In a formal letter, Grassley, an Iowa Republican, asked Victoria Toensing, the lawyer representing the former FBI informant, to allow her client, who says he worked as a voluntary informant for the FBI, to be allowed to testify about the "crucial" eyewitness testimony he provided to the FBI regarding members of the Russian subsidiary and other connected players from 2009 until the FBI's prosecution of the defendants in 2014.
Toensing's client was an American businessman who says he worked for four years undercover as an FBI confidential witness. Toensing said he was blocked by the Obama Justice Department, under then Attorney General Loretta Lynch, about testifying to Congress about his time as an informant for the FBI. He contends that he has pertinent information that the Russian's were attempting to gain access to former President Bill Clinton and his wife, then Secretary of State Hillary Clinton, to influence the Obama administration's decision on the purchase of Uranium One, Toensing said.
"Reporting indicates that “the informant’s work was crucial to the government’s ability to crack a multimillion dollar racketeering scheme by Russian nuclear officials on U.S. soil” and that the scheme involved “bribery, kickbacks, money laundering, and extortion," Grassley states in his letter. "Further, the reporting indicates that your client can testify that 'FBI agents made comments to him suggesting political pressure was exerted during the Justice Department probe' and 'that there was specific evidence that could have scuttled approval of the Uranium One deal.' It appears that your client possesses unique information about the Uranium One/Rosatom transaction and how the Justice Department handled the criminal investigation into the Russian criminal conspiracy."
Grassley added that "such information is critical to the Committee’s oversight of the Justice Department and its ongoing inquiry into the manner in which CFIUS approved the transaction. Accordingly, the Committee requests to interview your client."
Toensing, who formerly worked under the Reagan Justice Department and is the former chief counsel of the Senate Intelligence Committee, said told Circa Tuesday that she was attempting to get Congress to persuade the Trump Justice Department or the FBI to free her client of a non-disclosure agreement he signed with the FBI so that he can talk to lawmakers.
Toensing told Circa, the letter from Grassley is important and "sets up a constitutional issue, the executive branch cannot prevent somebody from giving information to the legislative branch."
"He's truly a patriot, he started this because he cares for his country and he's doing this because he cares for his country," said Toensing of her client.
On Wednesday, Grassley asked Attorney General Jeff Sessions if the Department of Justice is looking into revelations that the FBI was investigating officials tied to a Russian state-controlled nuclear company after The Hill and Circa published the first stories revealing the information.

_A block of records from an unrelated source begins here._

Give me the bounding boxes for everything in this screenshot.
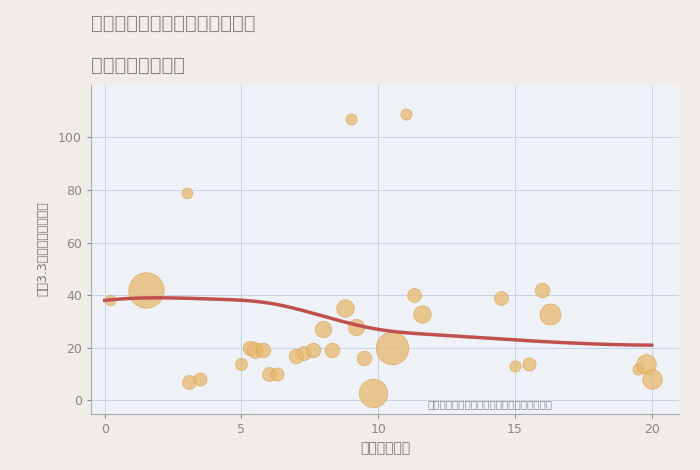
- Point: [386, 344, 398, 352]
- Point: [408, 291, 419, 299]
- Point: [140, 286, 151, 294]
- Point: [249, 347, 260, 354]
- Point: [236, 360, 247, 368]
- Point: [195, 376, 206, 383]
- Point: [340, 305, 351, 312]
- Text: 円の大きさは、取引のあった物件面積を示す: 円の大きさは、取引のあった物件面積を示す: [428, 400, 552, 410]
- Point: [400, 110, 411, 118]
- Point: [184, 378, 195, 386]
- Point: [351, 323, 362, 330]
- Point: [272, 370, 283, 378]
- Point: [537, 286, 548, 294]
- Point: [345, 115, 356, 123]
- Text: 兵庫県多可郡多可町中区東山の: 兵庫県多可郡多可町中区東山の: [91, 14, 256, 33]
- Point: [290, 352, 302, 360]
- Point: [326, 347, 337, 354]
- Point: [646, 376, 657, 383]
- Point: [318, 326, 329, 333]
- Point: [545, 310, 556, 317]
- Point: [258, 347, 269, 354]
- Point: [632, 365, 643, 373]
- Point: [104, 297, 116, 304]
- Point: [181, 189, 193, 196]
- Point: [523, 360, 534, 368]
- Text: 駅距離別土地価格: 駅距離別土地価格: [91, 56, 185, 75]
- Point: [416, 310, 428, 317]
- Point: [359, 354, 370, 362]
- Point: [307, 347, 318, 354]
- Point: [640, 360, 652, 368]
- Point: [510, 362, 521, 370]
- Point: [367, 389, 378, 396]
- Y-axis label: 坪（3.3㎡）単価（万円）: 坪（3.3㎡）単価（万円）: [37, 202, 50, 297]
- Point: [263, 370, 274, 378]
- Point: [496, 294, 507, 302]
- X-axis label: 駅距離（分）: 駅距離（分）: [360, 441, 410, 455]
- Point: [299, 349, 310, 357]
- Point: [244, 344, 256, 352]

“What are you doing to find out how the Russian takeover of the American uranium was allowed to occur despite criminal conduct by the Russia company that the Obama administration approved the purchase," Grassley said.

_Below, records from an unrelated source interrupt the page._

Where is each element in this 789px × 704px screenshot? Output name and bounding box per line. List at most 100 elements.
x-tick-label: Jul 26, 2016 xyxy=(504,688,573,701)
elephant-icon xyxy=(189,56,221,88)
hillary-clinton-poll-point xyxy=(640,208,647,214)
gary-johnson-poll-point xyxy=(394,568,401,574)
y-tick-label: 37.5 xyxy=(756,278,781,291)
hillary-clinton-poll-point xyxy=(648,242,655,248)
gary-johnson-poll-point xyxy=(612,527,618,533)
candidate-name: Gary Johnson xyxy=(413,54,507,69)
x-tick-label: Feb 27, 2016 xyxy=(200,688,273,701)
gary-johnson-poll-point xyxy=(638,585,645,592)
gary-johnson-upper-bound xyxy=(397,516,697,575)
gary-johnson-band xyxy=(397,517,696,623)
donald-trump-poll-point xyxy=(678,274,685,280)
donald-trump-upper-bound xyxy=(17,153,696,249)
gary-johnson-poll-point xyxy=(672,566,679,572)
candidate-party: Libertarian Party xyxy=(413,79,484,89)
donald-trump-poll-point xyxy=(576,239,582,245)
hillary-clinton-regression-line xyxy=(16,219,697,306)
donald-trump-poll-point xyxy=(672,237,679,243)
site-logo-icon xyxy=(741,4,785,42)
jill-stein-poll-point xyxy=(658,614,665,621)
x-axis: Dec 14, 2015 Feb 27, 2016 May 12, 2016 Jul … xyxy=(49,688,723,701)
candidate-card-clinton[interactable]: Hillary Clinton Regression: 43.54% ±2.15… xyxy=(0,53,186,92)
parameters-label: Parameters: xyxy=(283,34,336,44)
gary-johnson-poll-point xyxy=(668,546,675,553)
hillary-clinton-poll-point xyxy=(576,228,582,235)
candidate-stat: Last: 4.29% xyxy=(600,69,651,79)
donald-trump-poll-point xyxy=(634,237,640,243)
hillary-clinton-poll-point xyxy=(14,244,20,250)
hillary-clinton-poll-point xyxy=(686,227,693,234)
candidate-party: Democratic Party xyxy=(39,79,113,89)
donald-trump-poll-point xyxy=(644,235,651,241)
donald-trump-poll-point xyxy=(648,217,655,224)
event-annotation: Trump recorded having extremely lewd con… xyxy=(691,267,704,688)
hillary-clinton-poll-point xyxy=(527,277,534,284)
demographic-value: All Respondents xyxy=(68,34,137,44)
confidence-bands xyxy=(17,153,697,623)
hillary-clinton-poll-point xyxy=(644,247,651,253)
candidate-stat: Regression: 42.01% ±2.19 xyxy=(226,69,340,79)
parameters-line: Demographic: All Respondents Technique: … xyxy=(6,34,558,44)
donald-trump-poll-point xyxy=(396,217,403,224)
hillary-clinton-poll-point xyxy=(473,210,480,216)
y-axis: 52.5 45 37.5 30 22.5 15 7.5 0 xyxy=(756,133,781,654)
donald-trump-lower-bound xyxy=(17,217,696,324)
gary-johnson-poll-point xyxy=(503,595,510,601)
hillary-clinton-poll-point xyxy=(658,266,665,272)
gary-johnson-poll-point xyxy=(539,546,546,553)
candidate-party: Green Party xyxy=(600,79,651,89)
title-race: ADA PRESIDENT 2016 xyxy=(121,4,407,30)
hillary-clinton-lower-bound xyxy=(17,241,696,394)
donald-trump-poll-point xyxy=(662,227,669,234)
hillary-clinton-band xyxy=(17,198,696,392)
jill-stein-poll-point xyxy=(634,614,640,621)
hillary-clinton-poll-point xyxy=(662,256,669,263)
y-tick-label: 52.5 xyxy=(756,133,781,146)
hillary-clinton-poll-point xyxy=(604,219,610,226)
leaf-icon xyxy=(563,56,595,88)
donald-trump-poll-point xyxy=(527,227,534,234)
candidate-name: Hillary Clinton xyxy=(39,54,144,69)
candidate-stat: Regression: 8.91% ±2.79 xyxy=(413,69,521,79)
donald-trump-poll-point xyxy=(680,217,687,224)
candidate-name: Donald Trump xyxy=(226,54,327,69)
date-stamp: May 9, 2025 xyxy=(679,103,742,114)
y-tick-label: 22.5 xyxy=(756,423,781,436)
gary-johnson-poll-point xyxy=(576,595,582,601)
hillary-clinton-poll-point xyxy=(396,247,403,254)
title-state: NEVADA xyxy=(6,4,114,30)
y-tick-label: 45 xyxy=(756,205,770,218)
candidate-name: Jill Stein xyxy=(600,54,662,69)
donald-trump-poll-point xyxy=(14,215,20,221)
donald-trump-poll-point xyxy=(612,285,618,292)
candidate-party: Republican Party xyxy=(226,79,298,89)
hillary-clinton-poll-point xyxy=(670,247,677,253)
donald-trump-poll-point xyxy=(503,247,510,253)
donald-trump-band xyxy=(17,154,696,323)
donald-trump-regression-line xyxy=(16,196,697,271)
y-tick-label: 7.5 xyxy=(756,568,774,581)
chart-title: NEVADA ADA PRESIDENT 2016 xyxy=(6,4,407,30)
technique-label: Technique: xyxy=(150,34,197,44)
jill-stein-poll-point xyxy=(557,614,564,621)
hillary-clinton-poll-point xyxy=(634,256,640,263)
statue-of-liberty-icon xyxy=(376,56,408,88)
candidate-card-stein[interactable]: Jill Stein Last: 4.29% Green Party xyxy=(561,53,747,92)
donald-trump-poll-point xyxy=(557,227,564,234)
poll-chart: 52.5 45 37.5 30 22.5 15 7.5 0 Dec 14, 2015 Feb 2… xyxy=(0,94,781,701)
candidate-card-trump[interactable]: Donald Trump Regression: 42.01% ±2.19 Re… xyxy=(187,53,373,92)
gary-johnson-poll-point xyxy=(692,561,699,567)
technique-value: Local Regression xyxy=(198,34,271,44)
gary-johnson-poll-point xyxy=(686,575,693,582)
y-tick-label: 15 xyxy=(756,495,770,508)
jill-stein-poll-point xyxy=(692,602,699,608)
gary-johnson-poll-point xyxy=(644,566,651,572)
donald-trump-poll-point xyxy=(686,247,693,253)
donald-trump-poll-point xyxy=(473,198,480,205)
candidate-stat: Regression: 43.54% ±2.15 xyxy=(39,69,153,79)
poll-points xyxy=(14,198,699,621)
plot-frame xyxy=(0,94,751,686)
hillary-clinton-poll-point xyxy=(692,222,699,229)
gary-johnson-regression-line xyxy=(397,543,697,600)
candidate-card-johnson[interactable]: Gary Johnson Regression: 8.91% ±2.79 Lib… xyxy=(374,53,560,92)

Grassley said he wants to know why the Committee on Foreign Investment in the United States, or CFIUS, approved the Rosatom purchase of Uranium One despite the existence of an FBI investigation which could have impacted CFIUS’ approval.

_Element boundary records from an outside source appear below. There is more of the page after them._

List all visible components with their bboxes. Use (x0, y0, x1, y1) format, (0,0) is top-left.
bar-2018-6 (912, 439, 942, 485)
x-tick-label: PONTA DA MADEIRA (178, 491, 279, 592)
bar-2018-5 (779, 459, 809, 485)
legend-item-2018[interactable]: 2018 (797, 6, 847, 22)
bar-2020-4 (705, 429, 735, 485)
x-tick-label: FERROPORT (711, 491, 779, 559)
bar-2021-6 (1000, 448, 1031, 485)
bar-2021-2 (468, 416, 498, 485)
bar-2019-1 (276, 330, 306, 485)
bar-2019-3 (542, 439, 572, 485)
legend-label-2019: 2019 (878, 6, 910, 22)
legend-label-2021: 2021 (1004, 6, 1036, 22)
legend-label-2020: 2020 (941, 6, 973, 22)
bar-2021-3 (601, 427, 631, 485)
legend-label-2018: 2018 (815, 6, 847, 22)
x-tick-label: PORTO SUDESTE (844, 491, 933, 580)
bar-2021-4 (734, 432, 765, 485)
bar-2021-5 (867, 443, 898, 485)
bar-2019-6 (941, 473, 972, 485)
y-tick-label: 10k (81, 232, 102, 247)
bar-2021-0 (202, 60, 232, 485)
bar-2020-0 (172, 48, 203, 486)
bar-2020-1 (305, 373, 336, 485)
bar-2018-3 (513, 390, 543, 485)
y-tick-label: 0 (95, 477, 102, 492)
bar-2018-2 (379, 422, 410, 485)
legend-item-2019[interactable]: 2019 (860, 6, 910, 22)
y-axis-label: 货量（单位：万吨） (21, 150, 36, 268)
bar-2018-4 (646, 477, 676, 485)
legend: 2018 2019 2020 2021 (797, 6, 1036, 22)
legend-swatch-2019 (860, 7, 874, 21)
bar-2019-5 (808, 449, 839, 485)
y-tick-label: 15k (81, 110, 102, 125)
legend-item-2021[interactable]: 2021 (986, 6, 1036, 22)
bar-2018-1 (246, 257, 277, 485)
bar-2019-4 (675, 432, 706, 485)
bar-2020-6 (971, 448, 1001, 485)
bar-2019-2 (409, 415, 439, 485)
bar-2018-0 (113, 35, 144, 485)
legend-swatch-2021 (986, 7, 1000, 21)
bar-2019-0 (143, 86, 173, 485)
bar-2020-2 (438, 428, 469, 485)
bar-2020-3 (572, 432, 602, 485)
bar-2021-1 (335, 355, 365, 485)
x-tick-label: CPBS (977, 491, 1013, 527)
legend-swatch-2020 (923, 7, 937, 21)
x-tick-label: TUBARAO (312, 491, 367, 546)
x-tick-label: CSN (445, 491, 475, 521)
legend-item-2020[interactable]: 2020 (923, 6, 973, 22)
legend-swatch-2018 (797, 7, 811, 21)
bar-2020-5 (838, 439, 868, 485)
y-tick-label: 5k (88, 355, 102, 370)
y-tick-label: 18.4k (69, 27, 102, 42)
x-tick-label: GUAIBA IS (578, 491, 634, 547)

Circa reported Tuesday that 15 months before the 13 members of the Committee on Foreign Investment in the United States, known as CFIUS, approved the sale of Uranium One to Russia’s nuclear arm giant Rosatom, the FBI had already began investigating persons who were connected to the Russian state corporation.
The FBI said in court documents and in interviews conducted by Circa that by 2010 they had gathered enough evidence to prove that Rosatom-connected officials were engaged in a global bribery schedule that included kickbacks and money laundering. Despite that, the U.S. government approved the sale.
FBI officials told Circa the investigation could have prevented the sale of Uranium One, which controlled 20 percent of U.S. uranium supply under U.S. law. The deal which required approval by CFIUS, an inter-agency committee who reviews transactions that leads to a change of control of a U.S. business to a foreign person or entity that may have an impact on the national security of the United States. At the time of the Uranium One deal the panel was chaired by then-Treasury Secretary Timothy Geithner and included then-Secretary of State Hillary Clinton and then-Attorney General Eric Holder.